Persistence Service

The goal is to provide a tiered, memory efficient, scalable way to persist streams and kv stores, without using Jetstream. This should use only the core pub/sub functionality of NATS, so we can switch to other pub/sub systems later.

API

Given a subject that the requesting user has access to, this service can do the following.

Message = {value?:Buffer, headers?:Headers, timestamp?:number}

• set: (subject, seq:number, message})

• get: ({subject, seq:number}) => Message

• delete: ({subject, seq:number})

• getAll: ({subject, start_seq?:number}) => Message[], as sequence of messages

  • if start_seq given, gets only messages >= start_seq

• deleteAll:({subject, end_seq?:number})

  • if end_seq given, deletes only messages <= end_seq

Moreover, every time one client makes a change, a corresponding message gets published so all other clients can update their state. This will use exactly the protocol implemented in core-stream.ts right now.

Notes:

• We use chunking so there are no limits on message size.

• There is no history for kv, i.e., only the last value is saved. (kv is not implemented on top of streams like in NATS; it is its own thing)

• Messages can be deleted in a stream.

Architecture:

• There can be a large number of persist services. These servers a single threaded and may require substantial RAM and cpu to do their work, so we have to be able easily scale the number up and down.

• Each stream storage server has:

  • mounts a common shared filesystem across all persistence servers.

  • (optional) access to a common cloud storage bucket for longterm cheap high-latency tiered storage.

• One load balancer that decided which persistence server should server a given stream.

  • coordinator persists its state to the common shared filesystem as well.

  • This defines a map

    Copy

      (stream) |--> (persist server)
    

    that changes only when a persist server terminates. The persist servers send periodic heartbeats to coordinator and the coordinator allocates stream work ONLY to persist servers that have sent a recent heartbeat.

  • When coordinator is restarted there's a short period when new clients can't open a stream. Existing clients keep using the streams as before.

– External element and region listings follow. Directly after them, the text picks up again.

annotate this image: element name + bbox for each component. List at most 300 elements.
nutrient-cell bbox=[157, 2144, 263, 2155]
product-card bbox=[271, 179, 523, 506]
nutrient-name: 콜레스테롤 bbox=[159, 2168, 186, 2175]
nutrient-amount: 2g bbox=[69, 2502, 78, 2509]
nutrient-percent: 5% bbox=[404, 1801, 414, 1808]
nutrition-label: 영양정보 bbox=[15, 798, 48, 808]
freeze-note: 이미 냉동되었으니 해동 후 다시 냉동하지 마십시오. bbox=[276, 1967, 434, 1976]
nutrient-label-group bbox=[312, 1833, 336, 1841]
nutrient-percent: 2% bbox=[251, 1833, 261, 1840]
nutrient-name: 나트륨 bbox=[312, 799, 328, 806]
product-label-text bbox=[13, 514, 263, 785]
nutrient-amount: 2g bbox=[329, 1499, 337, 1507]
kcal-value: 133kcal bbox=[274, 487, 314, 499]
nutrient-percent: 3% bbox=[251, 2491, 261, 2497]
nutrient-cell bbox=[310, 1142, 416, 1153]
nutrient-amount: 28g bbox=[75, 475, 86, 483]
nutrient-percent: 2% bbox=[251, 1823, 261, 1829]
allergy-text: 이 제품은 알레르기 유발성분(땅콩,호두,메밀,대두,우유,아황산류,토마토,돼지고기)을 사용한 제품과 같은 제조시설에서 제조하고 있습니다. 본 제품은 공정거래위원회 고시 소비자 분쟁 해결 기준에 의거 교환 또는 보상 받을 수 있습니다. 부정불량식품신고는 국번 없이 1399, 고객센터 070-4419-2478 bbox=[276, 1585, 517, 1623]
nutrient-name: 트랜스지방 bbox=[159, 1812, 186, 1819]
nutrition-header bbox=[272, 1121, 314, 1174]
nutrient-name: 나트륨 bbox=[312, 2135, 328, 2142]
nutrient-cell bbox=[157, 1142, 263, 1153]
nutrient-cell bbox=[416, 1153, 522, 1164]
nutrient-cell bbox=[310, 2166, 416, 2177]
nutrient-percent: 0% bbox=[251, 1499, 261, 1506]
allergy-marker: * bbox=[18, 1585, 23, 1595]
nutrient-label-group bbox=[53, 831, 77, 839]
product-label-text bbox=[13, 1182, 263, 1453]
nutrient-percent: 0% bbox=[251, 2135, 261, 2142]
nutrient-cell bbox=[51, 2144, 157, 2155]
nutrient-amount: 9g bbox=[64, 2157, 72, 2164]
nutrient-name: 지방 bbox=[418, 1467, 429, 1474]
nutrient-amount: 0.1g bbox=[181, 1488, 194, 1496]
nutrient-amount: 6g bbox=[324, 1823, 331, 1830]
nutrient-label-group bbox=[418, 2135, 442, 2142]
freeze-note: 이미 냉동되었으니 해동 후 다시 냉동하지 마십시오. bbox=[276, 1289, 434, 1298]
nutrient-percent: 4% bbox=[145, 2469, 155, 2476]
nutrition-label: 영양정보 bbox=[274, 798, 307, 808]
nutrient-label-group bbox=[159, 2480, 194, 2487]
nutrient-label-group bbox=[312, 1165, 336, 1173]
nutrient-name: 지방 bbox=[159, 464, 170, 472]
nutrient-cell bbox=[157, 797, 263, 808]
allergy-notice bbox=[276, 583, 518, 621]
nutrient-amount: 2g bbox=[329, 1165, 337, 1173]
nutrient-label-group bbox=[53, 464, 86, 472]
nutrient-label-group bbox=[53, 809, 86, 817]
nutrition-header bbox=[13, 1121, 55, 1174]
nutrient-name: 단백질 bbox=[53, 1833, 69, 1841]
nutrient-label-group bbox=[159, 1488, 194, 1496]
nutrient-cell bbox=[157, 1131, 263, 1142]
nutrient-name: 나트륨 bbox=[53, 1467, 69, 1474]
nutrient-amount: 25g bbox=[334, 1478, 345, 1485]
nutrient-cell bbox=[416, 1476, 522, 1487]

  • The obvious problem with this approach is if persist server A is working fine but somehow communication with the coordinator stops, then the coordinator switches the stream to use persist server B and some clients use B, but some clients are still using persist server A. Basically, split brain. If this happened though server A and server B are still using the same sqlite file (over NFS) so there's still locking at the NFS level. The loss would be that users would not see each other's changes. If there's split brain though, that means our pub/sub layer is fundamentally broken, so it's acceptable that users aren't seeing each other's changes in such a scenario.

Requirements:

• must scale up a lot, e..g, imagine 10,000 simultaneous users, doing a lot with terminals, editing, jupyter, etc., all at once -- that's well over 10K+ messages/second to this system

• efficient in terms of cost

• a minute of downtime for a subset of streams once in a while is ok; global downtime for all streams would be very bad.

• very small amount of data loss (e.g., last few seconds of edit history) is ok

Protocol:

• When any client wants to use a subject, it makes a request to the coordinator asking which persistence server it should use. The coordinator selects from active persistence servers and it makes a consistent assignment. If a persistence servers stops working or vanishes, clients will again make a request, and the coordinator will answer, possibly with a different server.

  • A persistence server is the analogue of a NATS jetstream node. We use a coordinator so there is no need for RAFT. Using cloud storage provides tiered storage. Only accessing the sqlite file when there's a request lets us scale to an unlimited number of subjects but maintain very fast startup time.

• Client makes requests as mentioned above to a specific named persistence server.

• When server gets such a request, it opens the subject by copying the sqlite3 file from cloud storage to a local disk if necessary, then queries it and responds.

• Periodically the server copies the sqlite3 file from local disk to cloud storage.